The current crop includes some of the biggest unions, including the steamfitters, operating engineers, carpenters, and laborers. And a standoff looms over costs, says Louis Coletti, president and CEO of the Building Trades Employers’ Association.

Coletti says contractors are getting pressure from owners’ groups, such as the Real Estate Board of New York and hospital associations, all of which want to build with union labor because of its advantages in skill, project coordination, quality, and safety. But he says they are telling his contractors that the cost differential between labor and nonunion construction is too wide. “They all want the same thing,” Coletti says. “There was a 30% cost differential between union and nonunion at the height of the market in 2007, and we have been able to reduce it to about 20% through the project labor agreements and cuts the contractors have made in their own profit margins and overhead.”

And while he says unionized construction has “not done a good enough job” at marketing its value, he says the “differential” owners are willing to pay for union expertise is lower than the current level, requiring fundamental work rule changes – and not just temporary pay adjustments – to make project sites more efficient.

“I believe we have reached a potentially transformational moment in the New York City unionized construction industry,” Coletti says. “What the industry will look like moving forward will be determined on the success or failure of changes to reduce the costs of construction that are agreed to in those collective bargaining agreements.”

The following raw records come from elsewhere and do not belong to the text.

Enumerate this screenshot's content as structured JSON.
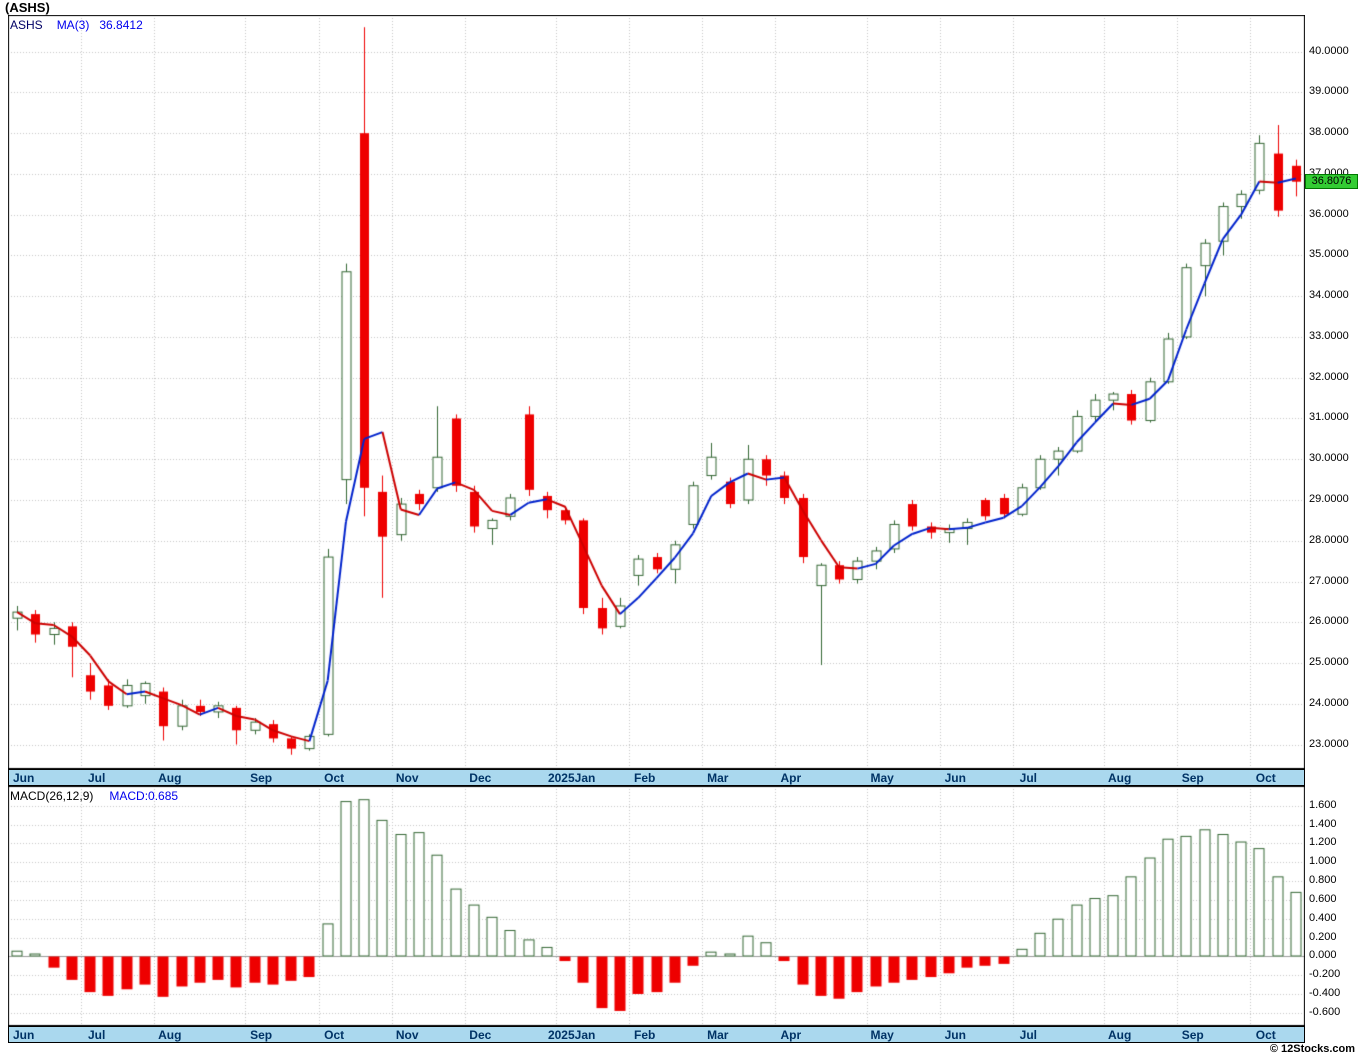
{
  "page_title": "(ASHS)",
  "copyright": "© 12Stocks.com",
  "price_panel": {
    "legend_symbol": "ASHS",
    "legend_ma": "MA(3)",
    "legend_ma_value": "36.8412",
    "last_price_tag": "36.8076",
    "ytick_labels": [
      "40.0000",
      "39.0000",
      "38.0000",
      "37.0000",
      "36.0000",
      "35.0000",
      "34.0000",
      "33.0000",
      "32.0000",
      "31.0000",
      "30.0000",
      "29.0000",
      "28.0000",
      "27.0000",
      "26.0000",
      "25.0000",
      "24.0000",
      "23.0000"
    ]
  },
  "macd_panel": {
    "legend_name": "MACD(26,12,9)",
    "legend_value": "MACD:0.685",
    "ytick_labels": [
      "1.600",
      "1.400",
      "1.200",
      "1.000",
      "0.800",
      "0.600",
      "0.400",
      "0.200",
      "0.000",
      "-0.200",
      "-0.400",
      "-0.600"
    ]
  },
  "x_axis": {
    "labels": [
      "Jun",
      "Jul",
      "Aug",
      "Sep",
      "Oct",
      "Nov",
      "Dec",
      "2025Jan",
      "Feb",
      "Mar",
      "Apr",
      "May",
      "Jun",
      "Jul",
      "Aug",
      "Sep",
      "Oct"
    ]
  },
  "colors": {
    "candle_up": "#336633",
    "candle_down": "#ee0000",
    "ma_rising": "#0022cc",
    "ma_falling": "#cc0000",
    "grid": "#c4c4c4",
    "axis_band": "#aad8ee",
    "price_tag_bg": "#33cc33",
    "macd_pos": "#336633",
    "macd_neg": "#ee0000"
  },
  "chart_data": [
    {
      "type": "candlestick",
      "title": "(ASHS)",
      "ma_period": 3,
      "ma_last_value": 36.8412,
      "last_close": 36.8076,
      "ylim": [
        22.4,
        40.9
      ],
      "yticks": [
        40,
        39,
        38,
        37,
        36,
        35,
        34,
        33,
        32,
        31,
        30,
        29,
        28,
        27,
        26,
        25,
        24,
        23
      ],
      "month_starts": [
        0,
        4,
        8,
        13,
        17,
        21,
        25,
        30,
        34,
        38,
        42,
        47,
        51,
        55,
        60,
        64,
        68
      ],
      "month_labels": [
        "Jun",
        "Jul",
        "Aug",
        "Sep",
        "Oct",
        "Nov",
        "Dec",
        "2025Jan",
        "Feb",
        "Mar",
        "Apr",
        "May",
        "Jun",
        "Jul",
        "Aug",
        "Sep",
        "Oct"
      ],
      "candles": [
        [
          26.1,
          26.4,
          25.8,
          26.25
        ],
        [
          26.2,
          26.3,
          25.5,
          25.7
        ],
        [
          25.7,
          26.0,
          25.45,
          25.85
        ],
        [
          25.9,
          26.0,
          24.65,
          25.4
        ],
        [
          24.7,
          25.0,
          24.1,
          24.3
        ],
        [
          24.45,
          24.6,
          23.85,
          23.95
        ],
        [
          23.95,
          24.6,
          23.9,
          24.45
        ],
        [
          24.2,
          24.55,
          24.0,
          24.5
        ],
        [
          24.3,
          24.4,
          23.1,
          23.45
        ],
        [
          23.45,
          24.1,
          23.35,
          23.95
        ],
        [
          23.95,
          24.1,
          23.7,
          23.8
        ],
        [
          23.8,
          24.05,
          23.65,
          23.95
        ],
        [
          23.9,
          23.95,
          23.0,
          23.35
        ],
        [
          23.35,
          23.65,
          23.25,
          23.55
        ],
        [
          23.5,
          23.6,
          23.05,
          23.15
        ],
        [
          23.15,
          23.2,
          22.75,
          22.9
        ],
        [
          22.9,
          23.25,
          22.85,
          23.2
        ],
        [
          23.25,
          27.8,
          23.2,
          27.6
        ],
        [
          29.5,
          34.8,
          28.9,
          34.6
        ],
        [
          38.0,
          40.6,
          28.6,
          29.3
        ],
        [
          29.2,
          29.6,
          26.6,
          28.1
        ],
        [
          28.15,
          29.05,
          28.0,
          28.9
        ],
        [
          29.15,
          29.25,
          28.75,
          28.9
        ],
        [
          29.3,
          31.3,
          29.2,
          30.05
        ],
        [
          31.0,
          31.1,
          29.2,
          29.35
        ],
        [
          29.2,
          29.35,
          28.2,
          28.35
        ],
        [
          28.3,
          28.55,
          27.9,
          28.5
        ],
        [
          28.6,
          29.15,
          28.5,
          29.05
        ],
        [
          31.1,
          31.3,
          29.1,
          29.25
        ],
        [
          29.1,
          29.2,
          28.55,
          28.75
        ],
        [
          28.75,
          28.85,
          28.4,
          28.5
        ],
        [
          28.5,
          28.55,
          26.2,
          26.35
        ],
        [
          26.35,
          26.6,
          25.7,
          25.85
        ],
        [
          25.9,
          26.6,
          25.85,
          26.4
        ],
        [
          27.15,
          27.65,
          26.9,
          27.55
        ],
        [
          27.6,
          27.7,
          27.2,
          27.3
        ],
        [
          27.3,
          28.0,
          26.95,
          27.9
        ],
        [
          28.4,
          29.45,
          28.3,
          29.35
        ],
        [
          29.6,
          30.4,
          29.5,
          30.05
        ],
        [
          29.45,
          29.55,
          28.8,
          28.9
        ],
        [
          29.0,
          30.35,
          28.9,
          30.0
        ],
        [
          30.0,
          30.1,
          29.35,
          29.6
        ],
        [
          29.6,
          29.7,
          28.9,
          29.05
        ],
        [
          29.05,
          29.15,
          27.45,
          27.6
        ],
        [
          26.9,
          27.45,
          24.95,
          27.4
        ],
        [
          27.4,
          27.5,
          26.95,
          27.05
        ],
        [
          27.05,
          27.6,
          26.95,
          27.5
        ],
        [
          27.5,
          27.85,
          27.3,
          27.75
        ],
        [
          27.8,
          28.5,
          27.7,
          28.4
        ],
        [
          28.9,
          29.0,
          28.25,
          28.35
        ],
        [
          28.35,
          28.45,
          28.05,
          28.2
        ],
        [
          28.2,
          28.4,
          27.95,
          28.3
        ],
        [
          28.3,
          28.55,
          27.9,
          28.45
        ],
        [
          29.0,
          29.05,
          28.5,
          28.6
        ],
        [
          29.05,
          29.15,
          28.55,
          28.65
        ],
        [
          28.65,
          29.4,
          28.6,
          29.3
        ],
        [
          29.3,
          30.1,
          29.25,
          30.0
        ],
        [
          30.0,
          30.3,
          29.6,
          30.2
        ],
        [
          30.2,
          31.2,
          30.15,
          31.05
        ],
        [
          31.05,
          31.6,
          30.9,
          31.45
        ],
        [
          31.45,
          31.65,
          31.2,
          31.6
        ],
        [
          31.6,
          31.7,
          30.85,
          30.95
        ],
        [
          30.95,
          32.0,
          30.9,
          31.9
        ],
        [
          31.9,
          33.1,
          31.85,
          32.95
        ],
        [
          33.0,
          34.8,
          32.95,
          34.7
        ],
        [
          34.75,
          35.4,
          34.0,
          35.3
        ],
        [
          35.35,
          36.3,
          35.0,
          36.2
        ],
        [
          36.2,
          36.6,
          35.9,
          36.5
        ],
        [
          36.6,
          37.95,
          36.5,
          37.75
        ],
        [
          37.5,
          38.2,
          35.95,
          36.1
        ],
        [
          37.2,
          37.35,
          36.45,
          36.81
        ]
      ]
    },
    {
      "type": "bar",
      "title": "MACD(26,12,9)",
      "last_value": 0.685,
      "ylim": [
        -0.74,
        1.81
      ],
      "yticks": [
        1.6,
        1.4,
        1.2,
        1.0,
        0.8,
        0.6,
        0.4,
        0.2,
        0.0,
        -0.2,
        -0.4,
        -0.6
      ],
      "values": [
        0.06,
        0.03,
        -0.12,
        -0.25,
        -0.38,
        -0.42,
        -0.35,
        -0.3,
        -0.43,
        -0.32,
        -0.28,
        -0.25,
        -0.33,
        -0.28,
        -0.3,
        -0.26,
        -0.22,
        0.35,
        1.65,
        1.67,
        1.45,
        1.3,
        1.32,
        1.08,
        0.72,
        0.55,
        0.42,
        0.28,
        0.18,
        0.1,
        -0.05,
        -0.28,
        -0.55,
        -0.58,
        -0.4,
        -0.38,
        -0.28,
        -0.1,
        0.05,
        0.03,
        0.22,
        0.15,
        -0.05,
        -0.3,
        -0.42,
        -0.45,
        -0.38,
        -0.32,
        -0.28,
        -0.25,
        -0.22,
        -0.18,
        -0.12,
        -0.1,
        -0.08,
        0.08,
        0.25,
        0.4,
        0.55,
        0.62,
        0.65,
        0.85,
        1.05,
        1.25,
        1.28,
        1.35,
        1.3,
        1.22,
        1.15,
        0.85,
        0.685
      ]
    }
  ]
}
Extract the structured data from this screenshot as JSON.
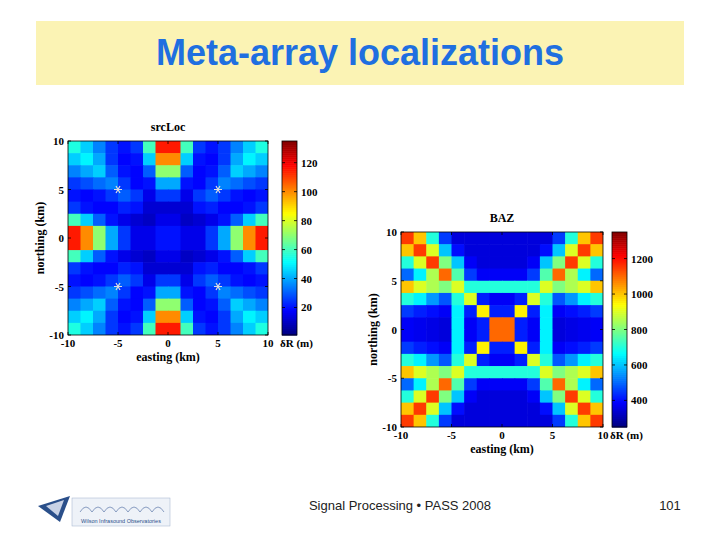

But Coletti acknowledges labor has a different view. “The contracting community believes that the financial crisis has created a permanent change in the structure of real estate financing,” he says. “We’re not so sure that labor agrees with that.”

And indeed, labor unions don’t agree the market has structurally changed, says Gary LaBarbera, president of the Building and Construction Trades Council of New York City. “There’s no doubt the economy has created very difficult scenarios, and the project labor agreements were designed to mitigate those problems,” he says. “We’ve been in a very bad recession, the worst since the Great Depression. But I think where the views tend to split is that we don’t necessarily share the same long-term view the contractors do. We think the work opportunities are going to pick up at the end of next year going into 2012.”

LaBarbera says those divergent views are going to color the negotiation process. “We’re all ultimately negotiating with the market, but we think when negotiations start next spring, we’ll have a more clear view of the economic outlook for next year,” he adds. “Everyone intends to go to the bargaining table in good faith and reach agreements that work for everybody.”

Coletti says the contractors are making efforts to show this round is different, such as pushing up the negotiating timetable, possibly into January. Another is to cancel the annual Florida winter retreat that both sides have used as an informal negotiations starting point. And the last is to not plan a replacement for the “Economic Recovery” PLA that expires in March, a deal that had lowered rates for private developers during the recession. “We haven’t talked about it because what we’re really looking for is permanent change in the contracts,” Coletti says.